= Miller's Rexall Drugs =

Paul McCartney's 1999 Run Devil Run album cover featuring the Miller's Rexall Drugs store, but with the store's name altered on the sign

Miller's Rexall Drugs is a landmark hoodoo and homeopathic remedy shop in South Downtown Atlanta .

Owner Donald Miller opened a Rexall pharmacy in 1960 and moved to the present location at 87 Broad St. in 1965. Miller, descended from Polish Jews, has been cited as an example that one does not have to be a hoodoo practitioner in order to sell hoodoo supplies. The store originally opened as an ordinary pharmacy but due to customer requests for homeopathic and hoodoo remedies, Miller started carrying them.

In 1994, then-owner Richard Miller (Donald Miller's nephew) began a website and by 2010 Miller's Internet sales had risen to over $1 million per year, far exceeding sales from walk-in customers.

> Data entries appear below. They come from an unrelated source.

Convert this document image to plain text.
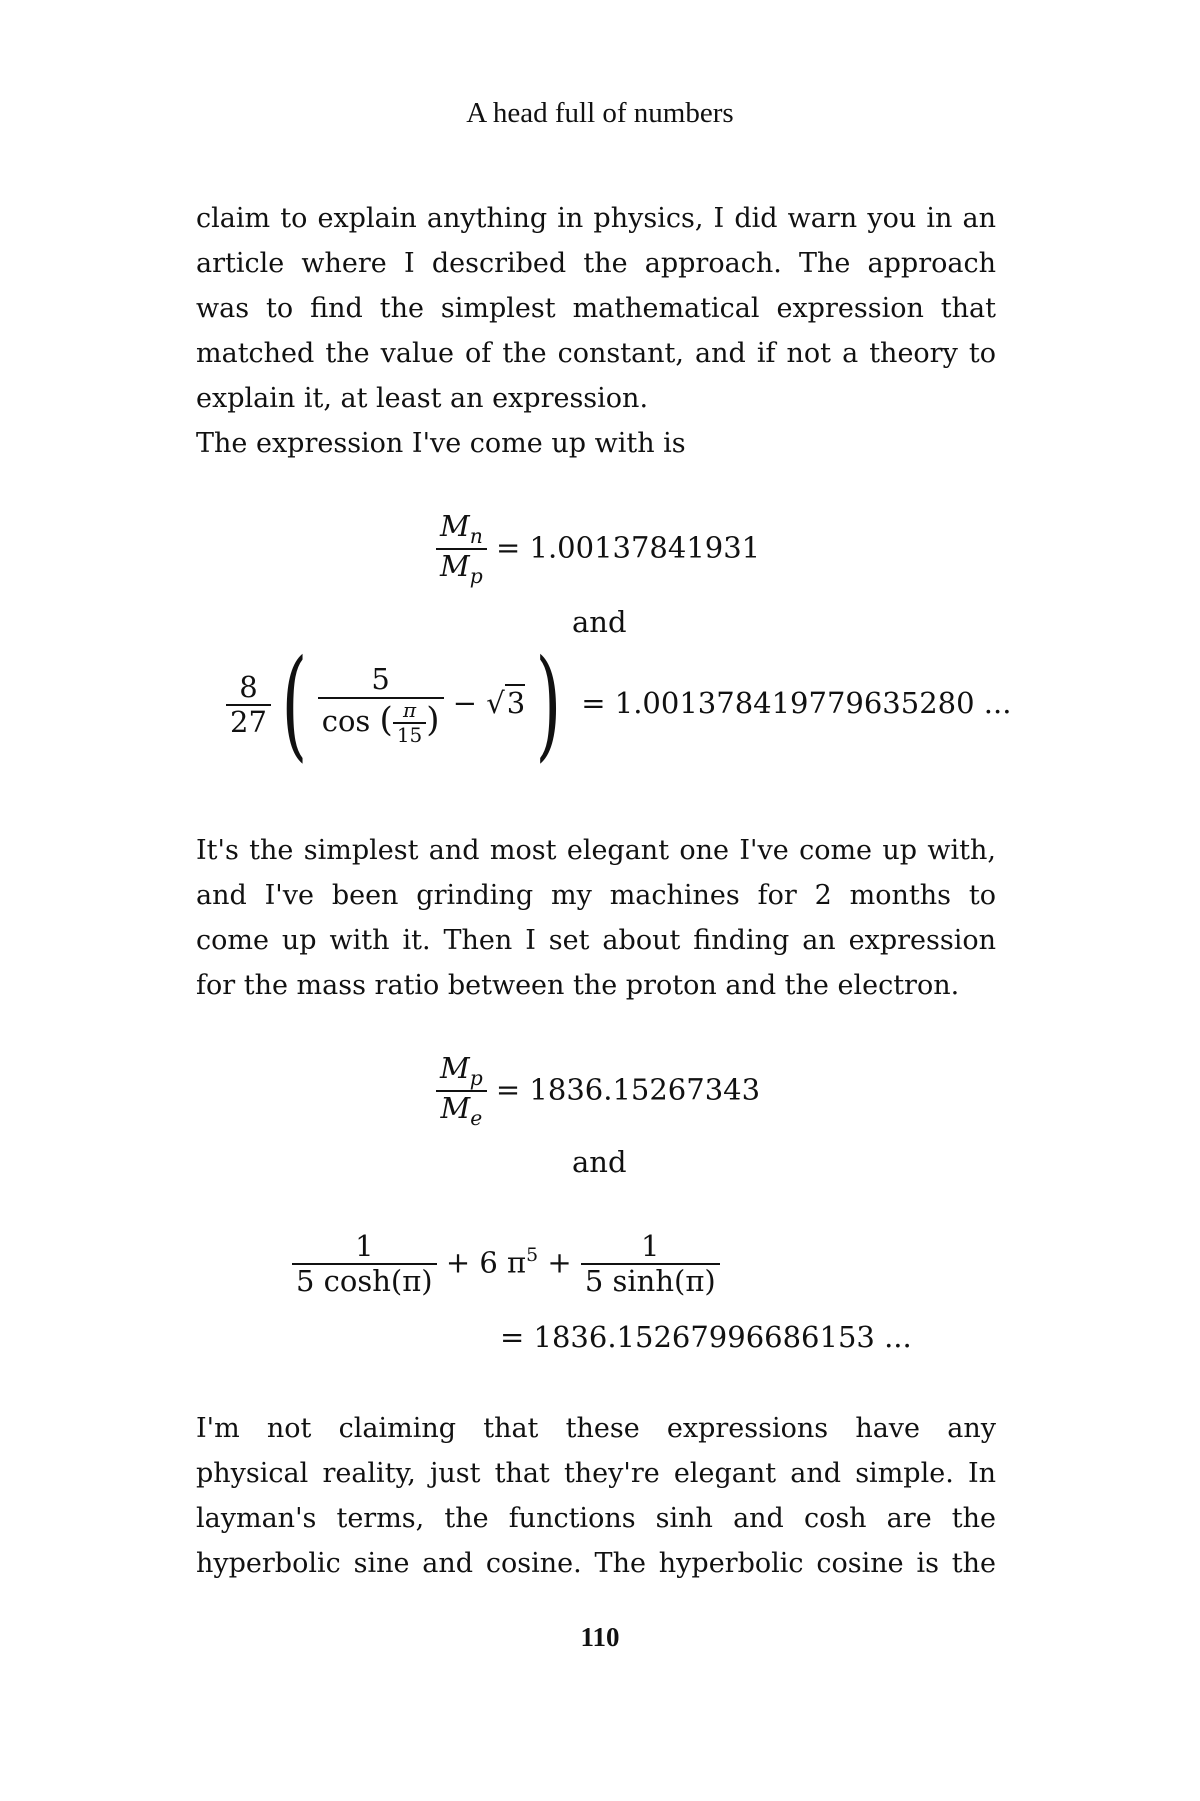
A head full of numbers
claim to explain anything in physics, I did warn you in an
article where I described the approach. The approach
was to find the simplest mathematical expression that
matched the value of the constant, and if not a theory to
explain it, at least an expression.
The expression I've come up with is
$\frac{M_n}{M_p} = 1.00137841931$
and
$\frac{8}{27}$ ( $\frac{5}{\cos ( \frac{\pi}{15} )} - √3) = 1.001378419779635280$ ...
It's the simplest and most elegant one I've come up with,
and I've been grinding my machines for 2 months to
come up with it. Then I set about finding an expression
for the mass ratio between the proton and the electron.
$\frac{M_p}{M_e} = 1836.15267343$
and
$\frac{1}{5 \cosh(\pi)} + 6$ $\pi^5 + \frac{1}{5 \sinh(\pi)}$
= 1836.15267996686153 ...
I'm not claiming that these expressions have any
physical reality, just that they're elegant and simple. In
layman's terms, the functions sinh and cosh are the
hyperbolic sine and cosine. The hyperbolic cosine is the
110
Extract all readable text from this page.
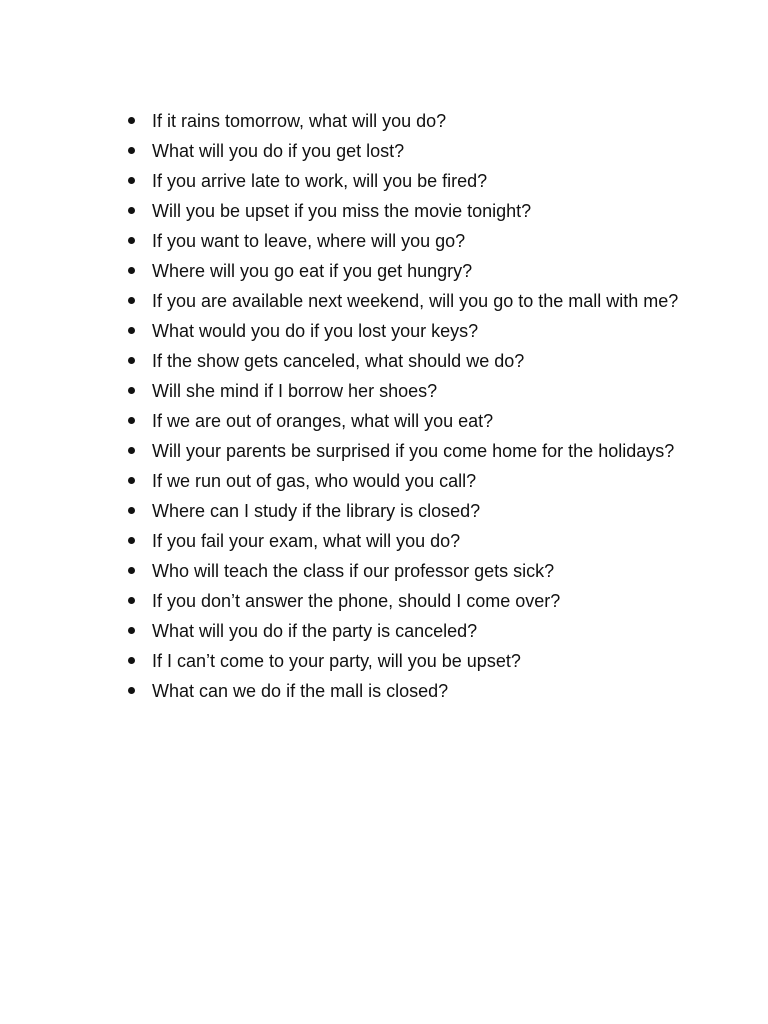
If it rains tomorrow, what will you do?
What will you do if you get lost?
If you arrive late to work, will you be fired?
Will you be upset if you miss the movie tonight?
If you want to leave, where will you go?
Where will you go eat if you get hungry?
If you are available next weekend, will you go to the mall with me?
What would you do if you lost your keys?
If the show gets canceled, what should we do?
Will she mind if I borrow her shoes?
If we are out of oranges, what will you eat?
Will your parents be surprised if you come home for the holidays?
If we run out of gas, who would you call?
Where can I study if the library is closed?
If you fail your exam, what will you do?
Who will teach the class if our professor gets sick?
If you don’t answer the phone, should I come over?
What will you do if the party is canceled?
If I can’t come to your party, will you be upset?
What can we do if the mall is closed?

In 1999, Paul McCartney happened upon the drugstore, saw "Run Devil Run" bath salts in the display window and bought them. He named his next album Run Devil Run after the salts. The store is pictured on the album cover but with the name "Miller's" changed to "Earl's".

Miller's is one of several businesses still remaining in a block of Broad Street struggling to reverse a decline. The block was at the heart of what had been a busy shopping district including the flagship Rich's store, but which has continued to decline since the 1960s.